The federal data sparked widespread selling in energy stocks, which pushed the Energy Select Sector SPDR – an assortment of the largest U.S. energy companies – down more than 3.5% Wednesday.

The two energy representatives in the 30-stock Dow Jones industrial average, ExxonMobil (XOM - Free Report) and Chevron (CVX - Free Report) lost 1.8% and 3.8%, respectively, yesterday. Meanwhile, some of the biggest casualties of the S&P 500 were oil and oil-related stocks like Diamond Offshore Drilling, Inc. (DO - Free Report) , Marathon Oil Corporation (MRO - Free Report) , Anadarko Petroleum Corporation and EOG Resources, Inc. (EOG - Free Report) .

Analysis of the EIA Data

Crude Oil: The federal government’s EIA report revealed that crude inventories jumped by 6.8 million barrels for the week ending Aug 10, following a decrease of 1.4 million barrels in the previous week. The analysts surveyed by The Wall Street Journal had expected crude stocks to go down some 2.4 million barrels.

Strong domestic production and sharp rise in imports led to the surprise stockpile build with the world's biggest oil consumer even as refiner demand rose to a record high. In particular, output in the United States have climbed sharply on increased production from shale formations to remain over the 10 million barrels a day threshold since early February.

Moreover, stocks at the Cushing terminal in Oklahoma – the key delivery hub for U.S. crude futures traded on the New York Mercantile Exchange – rose 1.6 million barrels to 23.4 million barrels.

Despite last week’s shock increase, oil inventories have generally trended lower in a year and a half. In fact, stockpiles have shrunk in 47 of the last 71 weeks and are down more than 50 million barrels in the past year. The gradual fall has helped the U.S. crude market shift from year-over-year storage surplus to a deficit. At 414.2 million barrels, current crude supplies are 11% below the year-ago figure though stocks have risen 1% above the five-year average.

The crude supply cover was up from 23.4 days in the previous week to 23.6 days. In the year-ago period, the supply cover was 26.7 days.

Gasoline: Gasoline supplies were down for the sixth time in seven weeks on stronger demand. The 740,000 barrels draw – above the polled number of 500,000 barrels fall in supply level – took gasoline stockpiles down to 233.1 million barrels. Despite last week’s decline, the stock of the most widely used petroleum product still remain 0.9% above the year-earlier level and is 5% over the five-year range.

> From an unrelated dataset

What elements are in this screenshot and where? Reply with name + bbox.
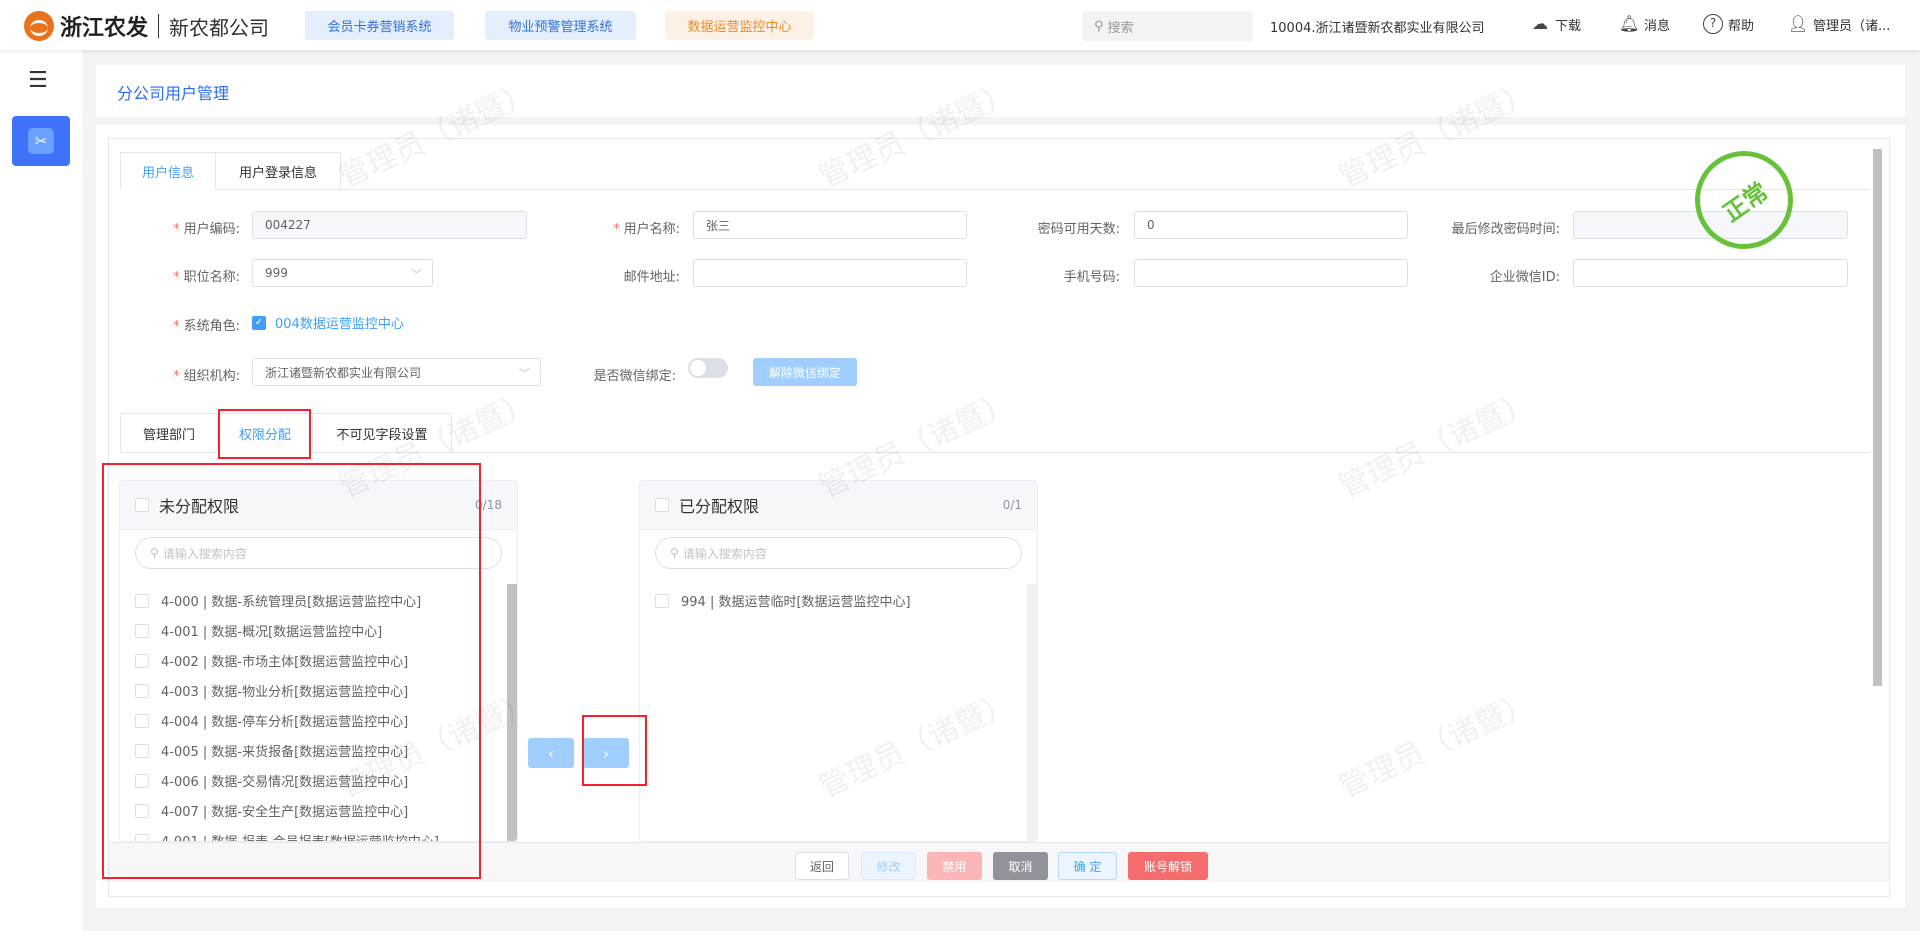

Distillate: Distillate fuel supplies (including diesel and heating oil) soared 3.6 million barrels last week. Meanwhile, analysts expected the supply level to increase by 700,000 barrels. The third weekly rise in a row could be attributed to lower demand. Nevertheless, at 129 million barrels, current supplies are 13% below the year-ago level and 8% lower than the five-year average.

Refinery Rates: Refinery utilization was up by 1.5% from the prior week to 98.1% - the highest in 20 years.

About the Weekly Petroleum Status Report

The Energy Information Administration (EIA) Petroleum Status Report, containing data of the previous week ending Friday, outlines information regarding the weekly change in petroleum inventories held and produced by the U.S., both locally and abroad.

The report provides an overview of the level of reserves and their movements, thereby helping investors understand the demand/supply dynamics of petroleum products. It is an indicator of current oil prices and volatility that affect the businesses of the companies engaged in the oil and refining industry.